The differential diagnosis includes invasive cribriform/tubular carcinoma, cribriform Invasive ductal carcinoma, and DCIS and due to its histological similarity to Invasive ductal carcinoma, biopsy specimens can be wrongly diagnosed. A way of differentiating between cribriform carcinoma and ACC is that cribriform carcinoma does not contain basement membrane material and expresses ER and PR. Cribriform Carcinomas are also negative for CD117. A benign condition that should be included in the differential is collagen spherulosis. The main distinguishing feature between them is the formation of ductal epithelium in Collagen spherulosis. Ductal lumina formation in ACC is rare and if they occur, are smaller [3,11,20].
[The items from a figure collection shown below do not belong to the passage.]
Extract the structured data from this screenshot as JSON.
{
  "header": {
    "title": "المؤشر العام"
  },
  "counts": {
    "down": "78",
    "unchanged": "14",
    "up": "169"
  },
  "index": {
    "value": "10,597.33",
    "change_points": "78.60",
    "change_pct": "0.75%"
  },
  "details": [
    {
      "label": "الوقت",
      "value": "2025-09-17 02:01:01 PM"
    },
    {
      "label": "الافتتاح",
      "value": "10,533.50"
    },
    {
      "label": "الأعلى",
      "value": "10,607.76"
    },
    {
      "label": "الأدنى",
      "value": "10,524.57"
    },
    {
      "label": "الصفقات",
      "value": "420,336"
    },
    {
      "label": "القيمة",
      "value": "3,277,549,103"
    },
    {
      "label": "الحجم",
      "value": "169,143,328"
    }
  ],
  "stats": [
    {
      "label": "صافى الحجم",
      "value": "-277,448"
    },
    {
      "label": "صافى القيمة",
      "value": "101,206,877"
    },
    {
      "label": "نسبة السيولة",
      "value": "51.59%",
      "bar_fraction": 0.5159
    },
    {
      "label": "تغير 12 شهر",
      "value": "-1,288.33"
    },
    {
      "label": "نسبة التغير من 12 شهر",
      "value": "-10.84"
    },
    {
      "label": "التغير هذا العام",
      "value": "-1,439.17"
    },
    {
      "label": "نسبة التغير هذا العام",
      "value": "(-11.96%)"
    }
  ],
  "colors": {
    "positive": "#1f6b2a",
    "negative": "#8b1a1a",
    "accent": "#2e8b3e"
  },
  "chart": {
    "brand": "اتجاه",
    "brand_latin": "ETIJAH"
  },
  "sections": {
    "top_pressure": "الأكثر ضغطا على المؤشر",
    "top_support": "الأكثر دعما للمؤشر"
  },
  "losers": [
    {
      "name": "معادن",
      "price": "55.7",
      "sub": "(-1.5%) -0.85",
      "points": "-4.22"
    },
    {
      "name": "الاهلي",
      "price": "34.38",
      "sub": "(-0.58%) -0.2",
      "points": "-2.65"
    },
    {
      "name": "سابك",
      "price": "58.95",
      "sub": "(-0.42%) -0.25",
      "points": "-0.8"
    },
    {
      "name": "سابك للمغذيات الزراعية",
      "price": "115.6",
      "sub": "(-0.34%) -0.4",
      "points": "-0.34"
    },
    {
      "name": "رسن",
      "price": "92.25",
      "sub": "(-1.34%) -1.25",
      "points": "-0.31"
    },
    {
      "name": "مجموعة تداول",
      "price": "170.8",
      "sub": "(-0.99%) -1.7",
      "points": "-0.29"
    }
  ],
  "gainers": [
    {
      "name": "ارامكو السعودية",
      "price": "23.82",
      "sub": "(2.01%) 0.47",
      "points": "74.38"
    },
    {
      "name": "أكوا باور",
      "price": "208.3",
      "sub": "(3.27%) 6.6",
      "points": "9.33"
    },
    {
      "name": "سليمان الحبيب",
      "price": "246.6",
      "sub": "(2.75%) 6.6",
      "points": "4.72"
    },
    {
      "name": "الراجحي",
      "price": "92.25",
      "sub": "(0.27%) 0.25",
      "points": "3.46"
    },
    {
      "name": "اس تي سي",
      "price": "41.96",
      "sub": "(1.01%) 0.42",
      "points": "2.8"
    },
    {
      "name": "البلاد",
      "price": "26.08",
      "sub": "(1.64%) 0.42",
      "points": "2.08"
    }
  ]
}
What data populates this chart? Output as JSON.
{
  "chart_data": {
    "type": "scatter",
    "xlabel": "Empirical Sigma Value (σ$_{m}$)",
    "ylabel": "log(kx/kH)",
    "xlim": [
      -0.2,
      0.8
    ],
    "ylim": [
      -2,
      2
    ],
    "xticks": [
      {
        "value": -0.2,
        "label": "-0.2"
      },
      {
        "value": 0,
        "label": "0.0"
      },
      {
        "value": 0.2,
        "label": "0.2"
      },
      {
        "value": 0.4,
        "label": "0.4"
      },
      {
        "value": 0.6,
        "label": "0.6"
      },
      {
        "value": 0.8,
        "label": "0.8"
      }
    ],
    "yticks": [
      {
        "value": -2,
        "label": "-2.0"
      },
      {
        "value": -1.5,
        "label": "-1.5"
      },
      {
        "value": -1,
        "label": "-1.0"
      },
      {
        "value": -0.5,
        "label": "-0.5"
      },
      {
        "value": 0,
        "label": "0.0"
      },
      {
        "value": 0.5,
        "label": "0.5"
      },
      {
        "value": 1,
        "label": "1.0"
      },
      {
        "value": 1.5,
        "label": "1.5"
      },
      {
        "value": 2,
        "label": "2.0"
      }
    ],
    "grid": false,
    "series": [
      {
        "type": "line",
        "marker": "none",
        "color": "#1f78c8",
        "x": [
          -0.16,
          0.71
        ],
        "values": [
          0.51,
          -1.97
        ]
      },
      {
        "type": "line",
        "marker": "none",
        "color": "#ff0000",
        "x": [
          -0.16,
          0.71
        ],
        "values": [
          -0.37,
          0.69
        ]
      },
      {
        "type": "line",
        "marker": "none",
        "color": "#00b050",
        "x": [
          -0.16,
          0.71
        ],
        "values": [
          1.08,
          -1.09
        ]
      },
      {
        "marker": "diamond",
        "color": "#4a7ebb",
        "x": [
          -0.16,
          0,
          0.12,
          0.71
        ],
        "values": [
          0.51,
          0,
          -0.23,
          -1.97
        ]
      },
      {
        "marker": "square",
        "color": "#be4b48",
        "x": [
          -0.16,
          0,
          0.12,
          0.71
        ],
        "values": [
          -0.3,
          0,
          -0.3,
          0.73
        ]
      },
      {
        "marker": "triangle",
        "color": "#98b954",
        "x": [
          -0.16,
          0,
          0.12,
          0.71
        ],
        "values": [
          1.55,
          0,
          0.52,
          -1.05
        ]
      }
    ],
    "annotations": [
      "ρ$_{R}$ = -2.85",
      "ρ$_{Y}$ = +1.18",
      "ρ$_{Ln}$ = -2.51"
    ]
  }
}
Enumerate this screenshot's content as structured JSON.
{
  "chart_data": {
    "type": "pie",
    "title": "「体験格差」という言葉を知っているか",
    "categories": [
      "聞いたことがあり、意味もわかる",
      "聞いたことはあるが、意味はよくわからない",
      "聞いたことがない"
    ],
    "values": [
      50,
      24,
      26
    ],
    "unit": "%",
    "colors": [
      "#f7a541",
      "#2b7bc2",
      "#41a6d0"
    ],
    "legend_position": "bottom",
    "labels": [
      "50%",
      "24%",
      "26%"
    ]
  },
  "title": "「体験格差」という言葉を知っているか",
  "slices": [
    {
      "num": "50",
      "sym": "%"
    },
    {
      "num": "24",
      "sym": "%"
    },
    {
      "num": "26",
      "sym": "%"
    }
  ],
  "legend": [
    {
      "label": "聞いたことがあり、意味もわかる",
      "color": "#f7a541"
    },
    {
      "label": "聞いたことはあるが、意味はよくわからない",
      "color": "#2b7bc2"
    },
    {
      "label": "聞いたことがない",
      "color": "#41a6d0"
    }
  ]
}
Treatment and management – Staging is done before treatment is started, which is based on AJCC staging criteria. In our case, the clinical and anatomic staging would be T1cN0M0 and Stage IA. The pathologic prognostic stage is based on all clinical information, biomarker information, and information from surgery and resected tissue. This is done for patients who undergo surgery first before any adjuvant radiotherapy or chemotherapy [21]. Here, the final pathologic stage we found was (m) pT1cN0(sn). Coming to management, there are no definite protocols on treatment guidelines. Patients with local disease may undergo breast conservation surgery while those with more invasive disease benefit from a mastectomy. Adjuvant radiotherapy may play a role to avoid positive tumor margins after BCT, as recurrences have been reported. In the study by glazebrook et al. one of the patients who underwent lumpectomy had multiple recurrences but no evidence of distant metastasis, so an addition of radiotherapy for patients undergoing lumpectomy may prove beneficial [2]. Since lymph node metastasis is rare in cases of ACC, axillary lymph node dissection may not always be needed [20]. And with newer avenues opening in the treatment of cancer, such as the use of targeted therapies like MYBNFIB fusion gene, the treatment, and management of ACC may transform further [3]. Not much information exists on the benefit of hormonal therapy and is administered in cases where there is hormone-positive status as is outlined in the case report by Fatma et al. [22]. And in cases of triple-negative status, adjuvant chemotherapy may also be regarded in treatment [1]. Even though distant metastasis is rare, patients must be kept on long-term follow-up since metastases can occur without lymph node involvement. Usual sites of metastasis are the bone, liver, kidney and are like the sites of metastasis in ACC of the salivary glands [22].

Conclusion

Adenoid cystic carcinoma is a rare tumor of the breast but if diagnosed early, has a favorable prognosis in prolonging patient life. It has specific clinicopathologic tumor patterns which help in distinguishing it from other triple-negative variants. And even though, it occurs usually as a 'triple negative' cancer, it is a low-grade tumor with an indolent growth pattern and rarely metastasizes and for this reason, should be included in the initial workup of the patient. Care in the histochemical analysis should be taken since we have seen that ACC, although a low-grade tumor can occur with other tumor subtypes, possibly making it aggressive, and should be kept in mind in the follow-up of the patient.